E-commerce and digitalization can empower women in trade, but without gender-sensitive policies and actions, they can widen pre-existing gender gaps in society and the economy. To help avoid this, UNCTAD and the Chilean government co-organized an event to address this issue on 7 March during the 67th session of the Commission on the Status of Women.
“We need to avoid replicating the obstacles women face in offline trade-in online trade,” said Simonetta Zarrilli, who leads UNCTAD’s trade and gender program. “The first step for doing so is to identify women’s specific obstacles in the digital economy.”
E-commerce: Challenges hindering women
E-commerce opportunities are closely linked to the availability and affordability of the internet and the skills required to use it. In developed countries, the gender gap in internet use is estimated at only 1%, while in the least developed countries (LDCs) it’s as high as 13%, according to UNCTAD calculations based on data from the International Telecommunication Union.
In 2022, more than 90% of women and men used the internet in developed countries, compared with 43% of men and only 30% of women in LDCs, according to estimates.
Apart from low levels of internet access and use, participants at the event discussed other barriers faced by women. They include a lack of access to finance, low knowledge about market requirements or e-payment options, limited business networks, and lower levels of entrepreneurial skills. These challenges make women’s e-businesses smaller and less profitable than those run by men and restrict them to low-value-added sectors.
Experts weigh in on bridging gender gaps
Alejandro Buvinic, head of the service in the investment and digital economy division at the Ministry of Foreign Affairs of Chile said e-commerce is not easy for anyone because one needs a wealth of market and regulatory information, especially if doing cross-border e-commerce.
“To this, you need to add the challenge to operate in the digital environment, something still difficult, especially for women,” he said.
He added that Chile is bridging knowledge gaps and supporting women-led companies to explore regional markets through its “Mujer export” initiative. But what does it take for a young woman to become an entrepreneur in the digital economy, especially in a male-dominated sector such as video game production?
Fernanda Contreras Stange, head of the studio at Gamaga Games said: “Entrepreneurship should be taught to girls from a young age to give them the tools to start their own companies instead of playing the traditional role of supporting businesses run by men.”
In the ground-breaking Buenos Aires Declaration on women and trade, countries committed to making their trade policy more gender-responsive, noted Caitlin Kraft Buchman, CEO of the NGO Women at the Table.
“Something similar is needed in the field of digital technology. Neither trade nor technology is gender neutral,” she said.
How to empower women in digital trade
Participants said more women should be included in leadership positions in the tech industry to ensure digitalization doesn’t repeat and magnify gender biases in the analog world.
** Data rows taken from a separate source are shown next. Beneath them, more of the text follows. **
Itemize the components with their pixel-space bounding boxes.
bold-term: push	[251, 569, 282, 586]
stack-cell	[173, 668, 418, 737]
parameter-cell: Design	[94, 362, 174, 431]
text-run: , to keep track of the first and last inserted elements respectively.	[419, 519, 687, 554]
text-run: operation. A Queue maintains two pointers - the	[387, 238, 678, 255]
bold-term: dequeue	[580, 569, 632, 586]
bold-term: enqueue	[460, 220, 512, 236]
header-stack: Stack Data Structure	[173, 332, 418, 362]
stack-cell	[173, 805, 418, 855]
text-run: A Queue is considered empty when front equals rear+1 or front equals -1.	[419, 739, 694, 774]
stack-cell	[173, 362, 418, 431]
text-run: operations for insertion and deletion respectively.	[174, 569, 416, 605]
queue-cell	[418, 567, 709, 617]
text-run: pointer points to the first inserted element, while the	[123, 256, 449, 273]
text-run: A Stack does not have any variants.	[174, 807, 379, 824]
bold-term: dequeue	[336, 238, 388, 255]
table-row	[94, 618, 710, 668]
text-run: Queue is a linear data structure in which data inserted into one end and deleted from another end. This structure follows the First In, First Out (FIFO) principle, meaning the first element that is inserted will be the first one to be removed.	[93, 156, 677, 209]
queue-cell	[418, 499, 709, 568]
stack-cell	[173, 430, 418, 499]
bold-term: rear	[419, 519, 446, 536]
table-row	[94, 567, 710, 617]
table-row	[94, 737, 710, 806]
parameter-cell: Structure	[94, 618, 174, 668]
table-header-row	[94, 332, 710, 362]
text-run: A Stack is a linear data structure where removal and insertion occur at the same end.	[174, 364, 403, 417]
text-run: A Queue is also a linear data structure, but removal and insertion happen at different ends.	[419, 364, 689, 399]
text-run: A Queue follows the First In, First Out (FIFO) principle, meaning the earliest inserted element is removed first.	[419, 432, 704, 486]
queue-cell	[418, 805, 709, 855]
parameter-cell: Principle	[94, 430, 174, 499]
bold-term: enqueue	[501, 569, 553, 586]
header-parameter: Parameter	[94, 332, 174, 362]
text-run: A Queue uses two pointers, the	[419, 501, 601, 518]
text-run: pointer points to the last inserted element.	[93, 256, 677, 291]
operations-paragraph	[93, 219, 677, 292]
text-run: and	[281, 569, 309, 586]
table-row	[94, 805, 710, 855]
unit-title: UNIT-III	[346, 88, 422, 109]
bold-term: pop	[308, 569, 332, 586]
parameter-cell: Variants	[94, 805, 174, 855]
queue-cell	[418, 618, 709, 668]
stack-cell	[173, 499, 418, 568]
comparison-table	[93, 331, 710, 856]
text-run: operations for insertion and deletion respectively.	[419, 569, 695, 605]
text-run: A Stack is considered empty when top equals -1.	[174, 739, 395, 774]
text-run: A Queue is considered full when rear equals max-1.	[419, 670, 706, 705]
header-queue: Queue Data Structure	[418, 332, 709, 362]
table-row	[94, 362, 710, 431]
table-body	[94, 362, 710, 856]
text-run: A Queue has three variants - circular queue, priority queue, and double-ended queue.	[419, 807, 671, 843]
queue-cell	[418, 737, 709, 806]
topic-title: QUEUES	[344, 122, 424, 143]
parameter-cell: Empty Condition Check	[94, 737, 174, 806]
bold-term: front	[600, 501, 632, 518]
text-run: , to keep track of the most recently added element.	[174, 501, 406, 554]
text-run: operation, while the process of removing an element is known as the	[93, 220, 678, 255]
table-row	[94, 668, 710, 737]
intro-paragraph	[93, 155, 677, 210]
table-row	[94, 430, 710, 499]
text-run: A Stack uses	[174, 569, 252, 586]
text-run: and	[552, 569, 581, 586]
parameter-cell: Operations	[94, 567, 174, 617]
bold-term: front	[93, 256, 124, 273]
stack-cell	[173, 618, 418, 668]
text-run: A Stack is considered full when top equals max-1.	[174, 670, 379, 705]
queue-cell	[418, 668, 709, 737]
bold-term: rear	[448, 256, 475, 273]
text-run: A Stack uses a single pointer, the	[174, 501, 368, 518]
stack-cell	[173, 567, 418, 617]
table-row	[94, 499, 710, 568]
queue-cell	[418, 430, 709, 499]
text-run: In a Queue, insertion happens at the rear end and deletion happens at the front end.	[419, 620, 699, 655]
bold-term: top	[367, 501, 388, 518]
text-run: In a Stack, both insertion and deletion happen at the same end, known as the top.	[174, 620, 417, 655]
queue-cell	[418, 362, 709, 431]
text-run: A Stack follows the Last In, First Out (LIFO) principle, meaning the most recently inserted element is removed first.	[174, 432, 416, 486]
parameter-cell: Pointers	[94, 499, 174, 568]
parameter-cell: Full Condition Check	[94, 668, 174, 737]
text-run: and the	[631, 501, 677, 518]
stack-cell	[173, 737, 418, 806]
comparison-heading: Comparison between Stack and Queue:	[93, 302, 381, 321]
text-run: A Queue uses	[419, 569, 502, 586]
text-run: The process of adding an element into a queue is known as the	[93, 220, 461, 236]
They underlined the need to make the digital space safe for everyone but especially for women, who face digital harassment and hate speech more than men.
Also, stakeholders should collect sex-disaggregated data to inform gender-responsive digital policies, facilitate public-private partnerships and support digital platforms that pursue development goals through alternative business models. Participants said gender inequality and digital exclusion are not only morally unacceptable but also make no commercial sense.